What are the most common reasons people burnout?
“People end up in burnout for a number of reasons, but generally, fast-paced, high-pressure environments are typically the key culprits, as well as things like—extensively large workloads, unreasonable deadlines and a lack of resources—whether that be IT, equipment or staff,” says Sigley. “Certain workplace cultures also can be conducive to burnout such as ‘low-trust’ environments where employees are regarded with suspicion or a lack of confidence, leading to self-doubt and anxiety. This is then compounded by poor communication between managers and staff, where expectations are not clearly expressed, leading to false perceptions of pressure.” “While these perceptions may contrast reality, they nevertheless have a very real impact and this is where it’s the responsibility of the organisation’s leaders to take into account the potential consequences to the employee’s well-being when delegating roles and encouraging feedback,” says Sigley.

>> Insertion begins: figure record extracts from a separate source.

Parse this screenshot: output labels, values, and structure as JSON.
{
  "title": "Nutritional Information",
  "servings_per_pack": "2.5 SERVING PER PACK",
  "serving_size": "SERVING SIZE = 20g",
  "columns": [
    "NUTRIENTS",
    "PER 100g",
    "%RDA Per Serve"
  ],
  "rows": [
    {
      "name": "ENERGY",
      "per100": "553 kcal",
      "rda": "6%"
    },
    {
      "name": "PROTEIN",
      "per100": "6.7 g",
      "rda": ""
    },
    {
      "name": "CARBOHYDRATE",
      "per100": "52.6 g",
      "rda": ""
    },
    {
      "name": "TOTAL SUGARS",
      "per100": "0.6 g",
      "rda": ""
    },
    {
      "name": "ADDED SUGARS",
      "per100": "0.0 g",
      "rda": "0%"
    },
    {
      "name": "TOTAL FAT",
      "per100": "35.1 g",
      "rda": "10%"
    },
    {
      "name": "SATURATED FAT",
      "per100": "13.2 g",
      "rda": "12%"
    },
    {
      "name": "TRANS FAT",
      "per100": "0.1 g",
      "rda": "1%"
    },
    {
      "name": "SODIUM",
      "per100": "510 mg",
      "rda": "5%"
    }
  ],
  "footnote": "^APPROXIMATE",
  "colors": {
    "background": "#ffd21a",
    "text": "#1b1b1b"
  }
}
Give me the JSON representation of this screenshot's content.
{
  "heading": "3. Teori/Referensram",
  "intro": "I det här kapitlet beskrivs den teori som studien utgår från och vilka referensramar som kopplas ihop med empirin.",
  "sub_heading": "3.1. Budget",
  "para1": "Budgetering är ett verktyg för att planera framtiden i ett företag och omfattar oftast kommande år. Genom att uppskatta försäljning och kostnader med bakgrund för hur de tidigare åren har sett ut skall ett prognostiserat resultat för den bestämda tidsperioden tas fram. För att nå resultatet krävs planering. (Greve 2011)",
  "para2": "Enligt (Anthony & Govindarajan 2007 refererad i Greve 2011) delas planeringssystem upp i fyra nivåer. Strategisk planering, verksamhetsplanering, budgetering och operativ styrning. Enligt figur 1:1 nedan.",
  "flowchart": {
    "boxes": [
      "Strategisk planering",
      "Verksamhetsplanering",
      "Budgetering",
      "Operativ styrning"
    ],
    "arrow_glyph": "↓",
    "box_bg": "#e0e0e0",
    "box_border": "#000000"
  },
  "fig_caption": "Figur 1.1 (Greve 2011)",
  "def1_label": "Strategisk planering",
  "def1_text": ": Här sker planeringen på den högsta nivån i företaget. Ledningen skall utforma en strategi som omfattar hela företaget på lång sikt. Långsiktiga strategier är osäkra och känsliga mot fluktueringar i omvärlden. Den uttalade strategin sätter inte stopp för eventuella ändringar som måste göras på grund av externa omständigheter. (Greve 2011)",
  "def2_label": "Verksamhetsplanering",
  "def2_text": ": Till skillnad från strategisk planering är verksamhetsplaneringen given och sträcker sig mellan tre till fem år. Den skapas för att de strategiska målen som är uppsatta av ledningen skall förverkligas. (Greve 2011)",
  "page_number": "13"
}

What can we do to avoid burnout?
“There is a degree of responsibility that rests with the individual to commit to working in a way that enables recovery and changes in the intensity of work,” says Sigley. “The best way to recover from and prevent burnout is to build resilience. Resilience is a learned skill that is best honed through positive lifestyle practices.”
“We actively encourage individuals to build in micro and macro breaks into their day to essentially come off the pressure performance curve every 90 minutes,” says Sigley. “A macro break is simply changing tasks, standing and stretching. Whilst a macro break can be taking ‘smoko’ of course without the smoking.”
2. Try intermittent working
“We recommend working in intensive blocks of 25 minutes with a five-minute rest or recovery period at the end of the 25-minute period (otherwise known as the Pomodoro Method),” says Sigley. “At times the five-minute break might be to get a coffee or stretch, other times it is changing work intensity (e.g reviewing the work produced, preparing for the next 25 minutes or changing task (e.g. emails or a quick chat to a colleague or manager). Small changes such as these have a huge impact on your sense of control and recovery throughout the day.”
3. Invest in self-care
“One of the most dangerous misconceptions of self-care is that it’s a luxury rather than a necessity,” warns Sigley. “Looking after your body is a great place to start—make sure you’re exercising regularly and eating a balanced, nutritious diet. Both have a significant impact on the overall function of your body, so make this a priority, along with making time for activities you enjoy—such as reading a good book or doing a crossword.
4. Value repetition
“Sometimes it pays to be a creature of habit. Frequent change or disruption to our daily routines can cause fatigue,” explains Sigley. “Aim to establish two or three non-negotiable daily habits—whether that’s five minutes of meditation in the morning or a walk around the block on your lunch break. Regular habits give our brains a predictable pattern to fall back on in times of overwhelm and give us something to look forward to in our day.”
5. Connect with nature
“Burnout can be more commonly experienced in Winter, as Seasonal Affective Disorder and its accompanying symptoms set in,” explains Sigely. “To counteract the Winter blues, seek out fresh air and sunlight for an instant mood boost, open up your blinds as soon as you wake to let as much natural light in as possible and try to get outside to soak up some sun or go for a quick walk.”